The hosts mounted a spirited fightback and Ryan Scully produced notable saves to deny Lewis Strapp and Jim McAlister. Their persistence paid off when Robbie Muirhead nodded Luca Colville’s cross back across goal for Kyle Jacobs to head emphatically home from 12 yards.
Dunfermline failed to regain their composure during the interval and they fell behind five minutes after the restart when McAlister’s late run into the box was picked out by another Colville delivery and the midfielder’s emphatic downward header beat Scully.
The Fifers never really looked like restoring parity and Jacobs secured all three points with his second goal, a header from point-blank range by Nicky Cadden’s corner which Scully ought to have claimed. Nisbet’s stoppage-time free-kick, while spectacular, proved to be a mere consolation.

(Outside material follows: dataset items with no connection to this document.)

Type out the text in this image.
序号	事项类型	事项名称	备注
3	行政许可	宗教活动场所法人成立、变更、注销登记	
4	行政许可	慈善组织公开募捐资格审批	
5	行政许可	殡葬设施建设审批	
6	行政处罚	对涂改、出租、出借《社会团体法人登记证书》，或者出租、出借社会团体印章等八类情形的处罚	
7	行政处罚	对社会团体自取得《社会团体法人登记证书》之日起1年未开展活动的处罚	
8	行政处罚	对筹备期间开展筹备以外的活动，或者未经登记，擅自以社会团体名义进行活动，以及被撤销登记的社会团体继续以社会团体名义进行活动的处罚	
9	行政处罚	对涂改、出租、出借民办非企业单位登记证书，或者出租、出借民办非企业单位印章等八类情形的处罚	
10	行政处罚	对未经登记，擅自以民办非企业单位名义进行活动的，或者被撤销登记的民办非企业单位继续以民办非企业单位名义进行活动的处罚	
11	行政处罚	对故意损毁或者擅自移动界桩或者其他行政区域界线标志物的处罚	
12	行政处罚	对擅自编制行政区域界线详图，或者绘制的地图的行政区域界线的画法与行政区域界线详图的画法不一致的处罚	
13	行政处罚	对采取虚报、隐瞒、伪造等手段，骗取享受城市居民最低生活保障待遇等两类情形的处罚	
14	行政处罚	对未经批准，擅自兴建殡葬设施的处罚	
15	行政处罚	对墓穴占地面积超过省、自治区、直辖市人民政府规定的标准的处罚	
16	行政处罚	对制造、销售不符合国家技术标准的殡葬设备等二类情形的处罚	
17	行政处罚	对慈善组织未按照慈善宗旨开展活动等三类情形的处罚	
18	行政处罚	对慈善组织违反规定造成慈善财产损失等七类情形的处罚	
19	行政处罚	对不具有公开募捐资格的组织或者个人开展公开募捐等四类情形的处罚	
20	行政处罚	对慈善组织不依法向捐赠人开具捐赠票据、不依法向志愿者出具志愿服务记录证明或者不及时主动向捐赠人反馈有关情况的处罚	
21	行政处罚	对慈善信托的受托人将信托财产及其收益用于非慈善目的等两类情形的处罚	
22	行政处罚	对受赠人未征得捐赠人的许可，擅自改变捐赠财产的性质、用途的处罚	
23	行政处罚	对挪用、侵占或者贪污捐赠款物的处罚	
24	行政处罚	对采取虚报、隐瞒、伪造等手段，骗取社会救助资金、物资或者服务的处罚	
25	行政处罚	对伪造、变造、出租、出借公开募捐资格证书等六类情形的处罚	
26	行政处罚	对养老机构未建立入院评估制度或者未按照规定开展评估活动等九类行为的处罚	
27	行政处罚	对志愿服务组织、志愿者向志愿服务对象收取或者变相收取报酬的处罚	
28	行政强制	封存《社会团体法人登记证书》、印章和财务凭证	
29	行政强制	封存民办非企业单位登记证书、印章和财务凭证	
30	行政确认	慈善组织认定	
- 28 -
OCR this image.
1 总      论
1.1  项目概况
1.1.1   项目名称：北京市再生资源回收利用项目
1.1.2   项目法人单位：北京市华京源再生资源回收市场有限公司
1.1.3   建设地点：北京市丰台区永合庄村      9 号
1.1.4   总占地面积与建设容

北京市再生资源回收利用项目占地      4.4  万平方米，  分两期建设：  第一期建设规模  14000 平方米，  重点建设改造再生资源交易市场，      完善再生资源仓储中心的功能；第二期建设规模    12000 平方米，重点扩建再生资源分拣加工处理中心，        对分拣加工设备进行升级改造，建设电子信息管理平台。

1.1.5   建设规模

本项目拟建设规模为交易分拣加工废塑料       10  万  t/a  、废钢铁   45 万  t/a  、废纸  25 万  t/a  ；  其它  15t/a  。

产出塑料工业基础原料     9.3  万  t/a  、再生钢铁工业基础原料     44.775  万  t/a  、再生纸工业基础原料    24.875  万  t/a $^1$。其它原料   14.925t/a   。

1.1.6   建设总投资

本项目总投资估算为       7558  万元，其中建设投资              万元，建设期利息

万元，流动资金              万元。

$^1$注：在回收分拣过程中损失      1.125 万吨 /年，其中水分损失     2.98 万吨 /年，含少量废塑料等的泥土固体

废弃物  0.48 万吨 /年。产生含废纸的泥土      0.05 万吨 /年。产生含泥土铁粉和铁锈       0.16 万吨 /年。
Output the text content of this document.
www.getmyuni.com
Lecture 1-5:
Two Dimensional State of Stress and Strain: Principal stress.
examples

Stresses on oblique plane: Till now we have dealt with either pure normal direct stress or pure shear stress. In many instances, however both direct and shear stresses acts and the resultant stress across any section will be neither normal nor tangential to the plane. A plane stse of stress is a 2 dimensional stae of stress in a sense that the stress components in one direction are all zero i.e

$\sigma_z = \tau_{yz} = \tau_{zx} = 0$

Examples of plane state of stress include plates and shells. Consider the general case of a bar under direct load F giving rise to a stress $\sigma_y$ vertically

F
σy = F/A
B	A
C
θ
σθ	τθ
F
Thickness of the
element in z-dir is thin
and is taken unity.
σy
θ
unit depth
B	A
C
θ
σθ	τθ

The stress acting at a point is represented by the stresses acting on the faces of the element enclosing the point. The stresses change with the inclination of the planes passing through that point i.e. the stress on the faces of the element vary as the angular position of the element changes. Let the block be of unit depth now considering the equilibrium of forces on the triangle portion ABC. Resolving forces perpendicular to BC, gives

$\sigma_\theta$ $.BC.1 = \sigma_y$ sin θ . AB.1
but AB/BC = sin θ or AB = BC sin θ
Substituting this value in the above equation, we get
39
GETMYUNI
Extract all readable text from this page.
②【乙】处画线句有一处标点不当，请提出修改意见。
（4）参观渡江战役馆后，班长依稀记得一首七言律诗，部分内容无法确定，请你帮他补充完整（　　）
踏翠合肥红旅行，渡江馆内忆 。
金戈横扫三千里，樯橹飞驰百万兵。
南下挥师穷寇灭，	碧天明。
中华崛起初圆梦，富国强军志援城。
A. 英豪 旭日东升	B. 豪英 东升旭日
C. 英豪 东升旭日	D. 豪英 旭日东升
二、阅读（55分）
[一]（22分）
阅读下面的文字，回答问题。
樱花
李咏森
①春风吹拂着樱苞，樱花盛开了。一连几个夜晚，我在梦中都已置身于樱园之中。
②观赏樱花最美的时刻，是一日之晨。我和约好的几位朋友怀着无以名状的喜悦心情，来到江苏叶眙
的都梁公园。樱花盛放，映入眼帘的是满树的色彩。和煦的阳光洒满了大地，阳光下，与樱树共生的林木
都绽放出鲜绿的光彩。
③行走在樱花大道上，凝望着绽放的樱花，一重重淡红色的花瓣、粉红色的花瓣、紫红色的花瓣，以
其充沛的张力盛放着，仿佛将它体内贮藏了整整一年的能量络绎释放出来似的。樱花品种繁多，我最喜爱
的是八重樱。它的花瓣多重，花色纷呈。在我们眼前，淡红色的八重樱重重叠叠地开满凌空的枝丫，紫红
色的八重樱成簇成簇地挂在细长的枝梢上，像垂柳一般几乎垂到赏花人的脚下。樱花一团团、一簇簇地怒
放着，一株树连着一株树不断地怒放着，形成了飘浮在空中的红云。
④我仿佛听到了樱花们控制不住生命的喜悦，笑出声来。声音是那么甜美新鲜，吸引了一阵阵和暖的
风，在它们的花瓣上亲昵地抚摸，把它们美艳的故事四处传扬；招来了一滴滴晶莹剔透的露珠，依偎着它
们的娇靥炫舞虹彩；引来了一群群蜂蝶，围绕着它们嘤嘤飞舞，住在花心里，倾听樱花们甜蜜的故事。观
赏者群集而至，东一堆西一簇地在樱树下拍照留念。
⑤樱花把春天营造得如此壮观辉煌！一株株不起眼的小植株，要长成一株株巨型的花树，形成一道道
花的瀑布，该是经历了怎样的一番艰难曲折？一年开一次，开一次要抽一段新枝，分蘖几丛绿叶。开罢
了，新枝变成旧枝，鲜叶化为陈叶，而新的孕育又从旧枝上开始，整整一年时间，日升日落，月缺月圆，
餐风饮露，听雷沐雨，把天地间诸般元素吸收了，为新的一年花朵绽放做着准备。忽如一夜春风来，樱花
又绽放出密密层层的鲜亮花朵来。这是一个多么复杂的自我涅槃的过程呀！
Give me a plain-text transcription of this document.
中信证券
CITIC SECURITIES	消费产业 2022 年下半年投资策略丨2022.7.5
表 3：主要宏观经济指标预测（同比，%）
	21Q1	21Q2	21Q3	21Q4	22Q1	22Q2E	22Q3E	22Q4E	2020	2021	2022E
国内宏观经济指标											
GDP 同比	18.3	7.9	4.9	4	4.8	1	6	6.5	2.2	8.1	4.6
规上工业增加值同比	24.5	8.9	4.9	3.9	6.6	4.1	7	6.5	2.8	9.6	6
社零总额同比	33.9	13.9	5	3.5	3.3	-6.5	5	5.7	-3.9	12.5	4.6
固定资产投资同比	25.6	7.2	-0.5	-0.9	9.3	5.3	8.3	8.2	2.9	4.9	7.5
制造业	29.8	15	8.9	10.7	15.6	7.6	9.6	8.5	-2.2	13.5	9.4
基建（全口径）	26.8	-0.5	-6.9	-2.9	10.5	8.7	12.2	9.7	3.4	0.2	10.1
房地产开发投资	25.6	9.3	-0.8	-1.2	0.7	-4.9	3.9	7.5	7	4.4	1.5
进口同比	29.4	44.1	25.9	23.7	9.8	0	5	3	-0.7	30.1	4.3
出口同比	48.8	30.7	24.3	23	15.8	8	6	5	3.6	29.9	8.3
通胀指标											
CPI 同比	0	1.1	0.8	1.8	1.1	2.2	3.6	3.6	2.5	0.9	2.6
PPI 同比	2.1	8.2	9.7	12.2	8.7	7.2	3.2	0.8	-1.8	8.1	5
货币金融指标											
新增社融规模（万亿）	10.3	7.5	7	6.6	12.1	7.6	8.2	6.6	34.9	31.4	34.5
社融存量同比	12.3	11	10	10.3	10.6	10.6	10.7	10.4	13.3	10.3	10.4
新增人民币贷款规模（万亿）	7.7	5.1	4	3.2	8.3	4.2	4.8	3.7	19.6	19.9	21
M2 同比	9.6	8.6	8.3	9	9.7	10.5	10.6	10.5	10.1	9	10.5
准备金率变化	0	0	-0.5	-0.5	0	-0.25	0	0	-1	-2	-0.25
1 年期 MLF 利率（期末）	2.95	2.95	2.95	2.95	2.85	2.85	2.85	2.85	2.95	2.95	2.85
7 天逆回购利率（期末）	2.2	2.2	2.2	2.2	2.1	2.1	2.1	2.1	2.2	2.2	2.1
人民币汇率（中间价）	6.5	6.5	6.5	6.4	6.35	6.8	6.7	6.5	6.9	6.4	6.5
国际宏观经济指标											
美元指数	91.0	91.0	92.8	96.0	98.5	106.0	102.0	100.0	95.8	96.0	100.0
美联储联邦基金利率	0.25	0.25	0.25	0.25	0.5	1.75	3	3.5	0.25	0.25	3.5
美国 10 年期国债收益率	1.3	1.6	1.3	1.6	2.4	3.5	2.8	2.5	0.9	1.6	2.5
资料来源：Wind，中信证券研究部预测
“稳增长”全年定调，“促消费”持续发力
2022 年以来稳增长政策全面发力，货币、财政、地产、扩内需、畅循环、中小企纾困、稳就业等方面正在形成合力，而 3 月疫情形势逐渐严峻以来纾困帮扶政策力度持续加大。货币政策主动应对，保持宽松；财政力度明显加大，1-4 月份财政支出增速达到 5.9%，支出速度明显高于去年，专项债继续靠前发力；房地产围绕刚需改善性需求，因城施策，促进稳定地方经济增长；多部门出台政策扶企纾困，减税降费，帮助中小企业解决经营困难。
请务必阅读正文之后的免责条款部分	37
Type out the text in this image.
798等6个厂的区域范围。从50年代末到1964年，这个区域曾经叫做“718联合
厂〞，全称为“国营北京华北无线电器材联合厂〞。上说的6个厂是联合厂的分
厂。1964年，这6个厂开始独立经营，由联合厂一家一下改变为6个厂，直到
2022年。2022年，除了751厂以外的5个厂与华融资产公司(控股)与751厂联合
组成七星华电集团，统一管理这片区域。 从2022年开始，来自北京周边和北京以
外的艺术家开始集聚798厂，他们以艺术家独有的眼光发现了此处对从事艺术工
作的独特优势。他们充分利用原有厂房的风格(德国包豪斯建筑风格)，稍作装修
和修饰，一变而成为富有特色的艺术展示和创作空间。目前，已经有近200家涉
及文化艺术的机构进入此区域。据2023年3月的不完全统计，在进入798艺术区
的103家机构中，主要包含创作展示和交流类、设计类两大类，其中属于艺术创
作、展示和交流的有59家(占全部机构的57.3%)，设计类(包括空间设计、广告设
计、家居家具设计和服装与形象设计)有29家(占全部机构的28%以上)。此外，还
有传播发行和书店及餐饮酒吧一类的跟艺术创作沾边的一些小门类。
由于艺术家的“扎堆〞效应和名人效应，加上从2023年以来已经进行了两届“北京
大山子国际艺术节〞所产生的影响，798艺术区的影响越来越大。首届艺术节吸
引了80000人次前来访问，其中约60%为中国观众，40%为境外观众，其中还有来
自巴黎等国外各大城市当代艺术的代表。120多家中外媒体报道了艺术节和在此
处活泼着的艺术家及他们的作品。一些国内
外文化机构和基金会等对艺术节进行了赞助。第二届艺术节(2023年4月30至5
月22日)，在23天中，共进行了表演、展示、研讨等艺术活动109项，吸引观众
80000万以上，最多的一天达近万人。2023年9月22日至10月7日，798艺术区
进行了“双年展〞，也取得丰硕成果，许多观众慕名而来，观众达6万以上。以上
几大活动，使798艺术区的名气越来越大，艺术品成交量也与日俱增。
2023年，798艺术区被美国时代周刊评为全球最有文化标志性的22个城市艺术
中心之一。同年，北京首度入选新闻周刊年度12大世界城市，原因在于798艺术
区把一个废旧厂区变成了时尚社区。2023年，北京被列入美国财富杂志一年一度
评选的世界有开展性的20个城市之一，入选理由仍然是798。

“I thought we were excellent in the first half-hour, when we scored a very good goal,” said Dunfermline manager Stevie Crawford. “That seemed to upset Morton, who came after us and had a good spell at the end of the first half.
“It’s important, when that happens, to ride it out but we lost a poor goal to allow them right back into the game.
“People say that winning becomes a habit but losing can be hard to break out of as well.”